Why does a C macro invocation eat up curly braces?

Question

Consider:

#define TEST(x) x
int arr[2] = TEST({1, 2});

I would expect it to be preprocessed into int arr[2] = {1, 2};

Instead, both gcc and clang complain. gcc 7.3.0:

./test.c:2:25: error: macro "TEST" passed 2 arguments, but takes just 1
 int arr[2] = TEST({1, 2});

clang 3.8.1:

./test.c:2:23: error: too many arguments provided to function-like macro invocation
int arr[2] = TEST({1, 2});

I couldn't find any mention of curly braces being treated specially in the C language standard section on macros (6.10).

Why does this happen?

Answer 1

The reason is that the invocation is split by comma to find the arguments, ignoring any characters such as { and } (see below for quote from the standard). Only regular parens are treated specially.
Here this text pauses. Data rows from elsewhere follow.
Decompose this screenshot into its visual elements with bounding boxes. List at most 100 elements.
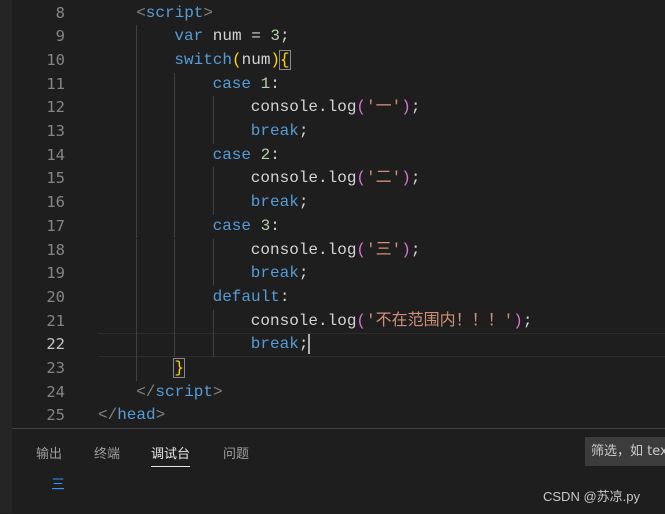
code-line[interactable]: 25 </head> [12, 404, 665, 428]
token-b2: ) [513, 311, 523, 330]
indent-guide [174, 285, 176, 310]
token-str: '二' [366, 169, 402, 188]
token-kw: break [250, 193, 299, 212]
indent-guide [136, 96, 138, 120]
token-txt: num = [203, 27, 271, 46]
code-line[interactable]: 8 <script> [12, 2, 665, 26]
code-line[interactable]: 10 switch(num){ [12, 48, 665, 73]
line-number: 16 [46, 193, 65, 212]
indent-guide [174, 262, 176, 286]
code-editor[interactable]: 8 <script> 9 var num = 3; 10 switch(num){11 ca… [12, 0, 665, 428]
token-fn: console.log [250, 98, 357, 117]
indent-guide [136, 357, 138, 381]
token-kw: break [250, 122, 299, 140]
token-fn: console.log [250, 240, 357, 259]
token-txt: ; [298, 335, 309, 354]
code-line[interactable]: 21 console.log('不在范围内！！！'); [12, 309, 665, 334]
filter-input[interactable]: 筛选，如 text [585, 437, 665, 466]
token-txt: : [270, 145, 280, 164]
token-b1: ( [232, 50, 242, 69]
token-num: 3 [270, 27, 281, 46]
indent-guide [136, 285, 138, 310]
indent-guide [212, 238, 214, 263]
indent-guide [174, 238, 176, 263]
token-kw: case [212, 145, 251, 164]
code-text: console.log('二'); [251, 167, 421, 191]
line-number: 17 [46, 216, 65, 235]
code-line[interactable]: 9 var num = 3; [12, 25, 665, 49]
indent-guide [174, 309, 176, 334]
indent-guide [174, 96, 176, 120]
code-text: break; [251, 262, 309, 286]
tab-problems[interactable]: 问题 [223, 443, 249, 462]
line-number: 13 [46, 122, 65, 140]
indent-guide [212, 333, 214, 357]
code-text: break; [251, 333, 311, 357]
code-text: default: [213, 286, 290, 310]
token-b1m: } [173, 358, 185, 378]
token-str: '不在范围内！！！' [366, 311, 514, 330]
token-txt: : [270, 216, 280, 235]
code-line[interactable]: 24 </script> [12, 381, 665, 405]
tab-debug-console[interactable]: 调试台 [151, 443, 191, 467]
token-txt: ; [410, 169, 421, 188]
code-line[interactable]: 18 console.log('三'); [12, 238, 665, 263]
token-tn: script [145, 3, 204, 22]
code-line[interactable]: 16 break; [12, 191, 665, 215]
token-kw: case [212, 216, 251, 235]
activity-bar-edge [0, 0, 12, 513]
line-number: 11 [46, 74, 65, 93]
token-fn: console.log [250, 169, 357, 188]
indent-guide [136, 238, 138, 263]
token-b2: ) [401, 240, 411, 259]
token-kw: var [174, 27, 204, 46]
current-line-highlight [98, 333, 665, 358]
code-text: </script> [136, 381, 222, 405]
indent-guide [136, 143, 138, 168]
code-text: case 1: [213, 73, 280, 97]
line-number: 8 [55, 3, 65, 22]
code-line[interactable]: 22 break; [12, 333, 665, 358]
tab-output[interactable]: 输出 [36, 443, 62, 462]
token-b2: ) [401, 98, 411, 117]
code-text: console.log('三'); [251, 239, 421, 263]
code-line[interactable]: 20 default: [12, 285, 665, 310]
indent-guide [136, 333, 138, 357]
code-line[interactable]: 12 console.log('一'); [12, 96, 665, 120]
token-tag: </ [98, 406, 118, 425]
token-b2: ( [356, 98, 367, 117]
token-tag: > [155, 406, 166, 425]
indent-guide [212, 96, 214, 120]
indent-guide [136, 25, 138, 49]
token-tag: </ [136, 382, 156, 401]
token-txt: ; [410, 98, 421, 117]
indent-guide [174, 120, 176, 144]
line-number: 19 [46, 264, 65, 283]
token-str: '一' [366, 98, 402, 117]
code-line[interactable]: 23} [12, 357, 665, 381]
tab-terminal[interactable]: 终端 [94, 443, 120, 462]
line-number: 18 [46, 240, 65, 259]
code-text: break; [251, 191, 309, 215]
token-b1: ) [270, 50, 281, 69]
indent-guide [136, 214, 138, 239]
token-tag: > [203, 3, 214, 22]
indent-guide [136, 167, 138, 192]
code-line[interactable]: 15 console.log('二'); [12, 167, 665, 192]
code-line[interactable]: 17 case 3: [12, 214, 665, 239]
indent-guide [212, 309, 214, 334]
token-txt: : [279, 287, 290, 306]
indent-guide [174, 167, 176, 192]
code-line[interactable]: 11 case 1: [12, 72, 665, 97]
code-text: </head> [98, 404, 165, 428]
indent-guide [212, 167, 214, 192]
code-text: console.log('一'); [251, 96, 421, 120]
code-line[interactable]: 13 break; [12, 120, 665, 144]
code-line[interactable]: 14 case 2: [12, 143, 665, 168]
token-txt: : [270, 74, 280, 93]
code-text: var num = 3; [174, 25, 289, 49]
token-num: 1 [260, 74, 271, 93]
bottom-panel: 输出 终端 调试台 问题 筛选，如 text 三 CSDN @苏凉.py [12, 428, 665, 514]
indent-guide [174, 191, 176, 215]
code-line[interactable]: 19 break; [12, 262, 665, 286]
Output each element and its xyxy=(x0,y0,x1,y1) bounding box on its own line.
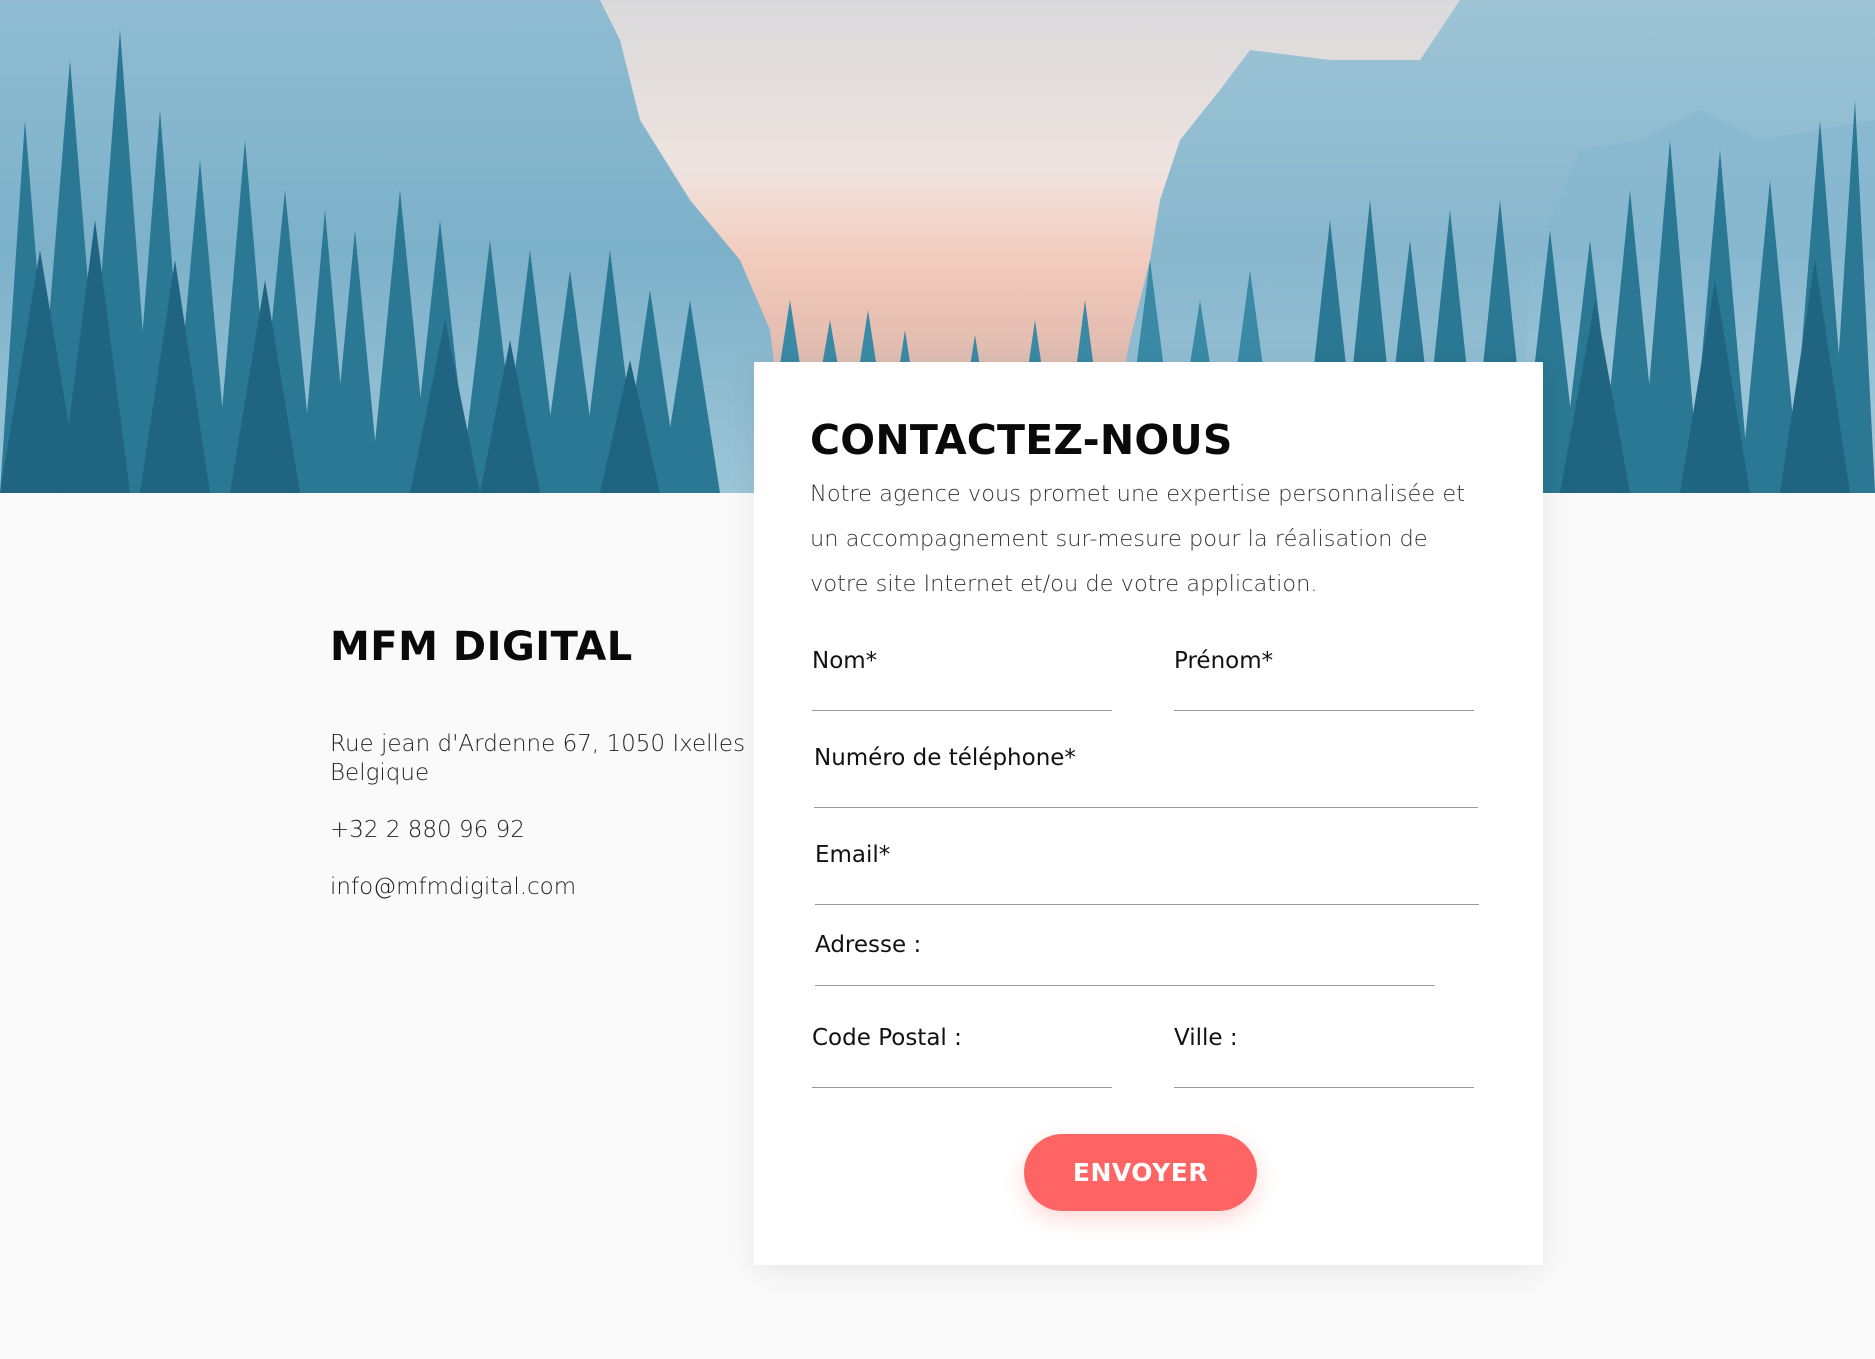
code-postal-input[interactable] xyxy=(812,1051,1112,1088)
email-field: Email* xyxy=(815,841,1479,905)
company-address: Rue jean d'Ardenne 67, 1050 Ixelles Belg… xyxy=(330,730,750,788)
prenom-field: Prénom* xyxy=(1174,647,1474,711)
telephone-input[interactable] xyxy=(814,771,1478,808)
ville-field: Ville : xyxy=(1174,1024,1474,1088)
email-label: Email* xyxy=(815,842,891,868)
company-info: MFM DIGITAL Rue jean d'Ardenne 67, 1050 … xyxy=(330,624,750,930)
nom-input[interactable] xyxy=(812,674,1112,711)
code-postal-field: Code Postal : xyxy=(812,1024,1112,1088)
ville-label: Ville : xyxy=(1174,1025,1238,1051)
email-input[interactable] xyxy=(815,868,1479,905)
nom-field: Nom* xyxy=(812,647,1112,711)
prenom-label: Prénom* xyxy=(1174,648,1274,674)
ville-input[interactable] xyxy=(1174,1051,1474,1088)
company-address-line1: Rue jean d'Ardenne 67, 1050 Ixelles xyxy=(330,731,746,757)
adresse-field: Adresse : xyxy=(815,931,1435,986)
company-name: MFM DIGITAL xyxy=(330,624,633,670)
contact-description: Notre agence vous promet une expertise p… xyxy=(810,481,1466,597)
submit-button[interactable]: ENVOYER xyxy=(1024,1134,1257,1211)
telephone-field: Numéro de téléphone* xyxy=(814,744,1478,808)
company-address-line2: Belgique xyxy=(330,760,430,786)
adresse-input[interactable] xyxy=(815,949,1435,986)
telephone-label: Numéro de téléphone* xyxy=(814,745,1076,771)
contact-card: CONTACTEZ-NOUS Notre agence vous promet … xyxy=(754,362,1543,1265)
nom-label: Nom* xyxy=(812,648,878,674)
company-email: info@mfmdigital.com xyxy=(330,874,577,900)
prenom-input[interactable] xyxy=(1174,674,1474,711)
company-phone: +32 2 880 96 92 xyxy=(330,817,525,843)
code-postal-label: Code Postal : xyxy=(812,1025,962,1051)
contact-title: CONTACTEZ-NOUS xyxy=(810,416,1233,464)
So TEST({1, 2}) is interpreted as being passed two arguments, {1 and 2}. Indeed:

#define TEST(x, y) | x | y |
int arr[2] = TEST({1, 2});

Is preprocessed into:

int arr[2] = | {1 | 2} |;

Section 6.10.3.11:

The sequence of preprocessing tokens bounded by the outside-most matching parentheses forms the list of arguments for the function-like macro. The individual arguments within the list are separated by comma preprocessing tokens, but comma preprocessing tokens between matching inner parentheses do not separate arguments. If there are sequences of preprocessing tokens within the list of arguments that would otherwise act as preprocessing directives, 172) the behavior is undefined.